Europe’s great predators Wolves, Bears & Lynx photographed in Bayerischer Wald National Park,Neuschonau.
Thanks to TATRA Photography for all the organisation and Chris Weston for his advice.
The Bavarian Forest
Bayerischer Wald is a wooded low-mountain region in Bavaria, Germany. It extends along the Czech border and is continued on the Czech side by the Šumava (Bohemian Forest). Geographically the Bavarian Forest and Bohemian Forest are sections of the same mountain range. A part of the Bavarian Forest belongs to the Bavarian Forest National Park (Nationalpark Bayerischer Wald) established in 1970 as the first national park in Germany. Another 3008 km² belong to the Bavarian Forest Nature Park (Naturpark Bayerischer Wald), established 1965. The Bavarian Forest is a remnant of the Hercynian Forest that stretched across southern Germania in Roman times. It is the largest protected forest area in central Europe.
The Eurasian Wolf (Canis lupus lupus), also known as the, European, Common or Forest Wolf is a subspecies of grey wolf which has the largest range among wolf subspecies and is the most common in Europe and Asia, ranging through Mongolia, China, Russia, Scandinavia, Western Europe and the Himalayan Mountains. Compared to their North American cousins, Eurasian wolves tend to have longer, more highly placed ears, narrower heads, more slender loins and coarser, tawnier coloured fur.

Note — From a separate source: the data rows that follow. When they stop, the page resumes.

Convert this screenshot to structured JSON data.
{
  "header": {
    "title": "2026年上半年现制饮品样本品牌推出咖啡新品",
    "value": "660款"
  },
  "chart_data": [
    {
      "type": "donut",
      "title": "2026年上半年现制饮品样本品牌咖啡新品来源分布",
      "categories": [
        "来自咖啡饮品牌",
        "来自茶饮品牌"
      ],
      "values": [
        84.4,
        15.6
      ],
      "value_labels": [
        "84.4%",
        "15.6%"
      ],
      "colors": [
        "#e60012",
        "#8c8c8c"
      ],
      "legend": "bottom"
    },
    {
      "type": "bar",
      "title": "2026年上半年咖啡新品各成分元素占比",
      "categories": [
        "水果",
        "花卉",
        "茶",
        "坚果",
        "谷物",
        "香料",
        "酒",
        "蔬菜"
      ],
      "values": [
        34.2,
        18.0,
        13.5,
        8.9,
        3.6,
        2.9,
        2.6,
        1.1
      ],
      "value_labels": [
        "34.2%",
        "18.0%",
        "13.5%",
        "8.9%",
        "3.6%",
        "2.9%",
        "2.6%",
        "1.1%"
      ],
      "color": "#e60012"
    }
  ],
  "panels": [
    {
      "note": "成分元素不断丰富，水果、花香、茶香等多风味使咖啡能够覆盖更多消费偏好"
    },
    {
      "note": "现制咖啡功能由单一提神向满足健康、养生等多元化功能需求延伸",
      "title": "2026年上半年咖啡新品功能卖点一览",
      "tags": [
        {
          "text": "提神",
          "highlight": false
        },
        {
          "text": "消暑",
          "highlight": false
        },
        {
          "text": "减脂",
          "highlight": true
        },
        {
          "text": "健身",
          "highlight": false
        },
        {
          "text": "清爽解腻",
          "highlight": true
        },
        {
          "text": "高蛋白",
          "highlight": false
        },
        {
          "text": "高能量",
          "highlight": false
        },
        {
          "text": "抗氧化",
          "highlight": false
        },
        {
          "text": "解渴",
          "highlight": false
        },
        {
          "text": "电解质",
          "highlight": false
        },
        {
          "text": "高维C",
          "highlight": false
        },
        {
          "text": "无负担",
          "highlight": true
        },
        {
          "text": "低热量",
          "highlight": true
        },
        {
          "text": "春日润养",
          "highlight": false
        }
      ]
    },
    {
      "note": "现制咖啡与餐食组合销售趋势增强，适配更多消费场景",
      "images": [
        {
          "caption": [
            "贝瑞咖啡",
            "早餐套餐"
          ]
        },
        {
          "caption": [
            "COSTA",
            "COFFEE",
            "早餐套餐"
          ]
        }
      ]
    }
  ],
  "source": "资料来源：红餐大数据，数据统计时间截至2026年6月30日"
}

Compared to Indian wolves, Eurasian wolves are larger, and have longer, broader skulls. In Europe, wolves rarely form large packs like in North America, as their lives are more strongly influenced by human activities. Because of this, Eurasian wolves tend to be more adaptable than North American wolves in the face of human expansion.
The Eurasian lynx is the biggest of the lynxes, ranging in length from 80 to 129 centimetres (31 to 51 in) and standing about 70 centimetres (28 in) at the shoulder. The tail measures 15 to 25 centimetres (5.9 to 9.8 in) in length. Males usually weigh from 18 to 30 kilograms (40 to 66 lb) and females weigh 17.6 kilograms (39 lb) on average. Male lynxes from Siberia, reportedly where the species has the largest body size, can weigh up to 38 kilograms (84 lb). It has powerful legs, with large webbed and furred paws that act like snowshoes. It also possesses a short "bobbed" tail with an all-black tip, black tufts of hair on its ears, and a long grey-and-white ruff.
During the summer, the Eurasian lynx has a relatively short, reddish or brown coat, which tends to be more brightly coloured in animals living at the southern end of its range. In winter, however, this is replaced by a much thicker coat of silky fur that varies from silver-grey to greyish-brown. The underparts of the animal, including the neck and chin, are white at all times of the year. The fur is almost always marked with black spots, although the number and pattern of these is highly variable. Some animals also possess dark brown stripes on the forehead and back. Although spots tend to be more numerous in animals from southern populations, Eurasian lynx with heavily spotted fur may exist close to others with plain fur.
The Eurasian brown bear has brown fur, which can shift from yellow-brownish to dark brown, red brown, and almost black in some cases; albinism has also been recorded. The fur is dense to varying degree and the hair can grow up to 10 cm in length. The shape of the head is normally quite round with relatively small and round ears, a wide skull and a mouth equipped with 42 teeth, including predatory teeth. It has a powerful bone structure, large paws, equipped with big claws, which can grow up to 10 cm in length. The weight varies depending on habitat and time of the year. A full grown male weighs on average 265–355 kg (583-780 lb). The largest Eurasian brown bear recorded was 481 kg (1,058 lb) and was nearly 2.5 m (8.2 ft) long. Female 150–250 kg (330-550 lb) although weigh as little as 90 kg (200 lb) in the spring.
The Three-toed Woodpecker, (Picoides tridactylus) is a medium-sized woodpecker.
The adult is 21.5-24 cm in length. It is black on the head, wings and rump, and white from the throat to the belly; the flanks are white with black bars. The back is white with black bars, and the tail is black with the white outer feathers barred with black. The adult male has a yellow cap
Three-toed Woodpeckers nest in a cavity in a dead conifer or sometimes a live tree or pole. The pair excavates a new nest each year.
This bird is normally a permanent resident, but northern birds may move south and birds at high elevations may move to lower levels in winter.
Three-toed Woodpeckers forage on conifers in search of wood-boring beetle larvae or other insects. They may also eat fruit and tree sap.
These birds often move into areas with large numbers of insect-infested trees, often following a forest fire or flooding.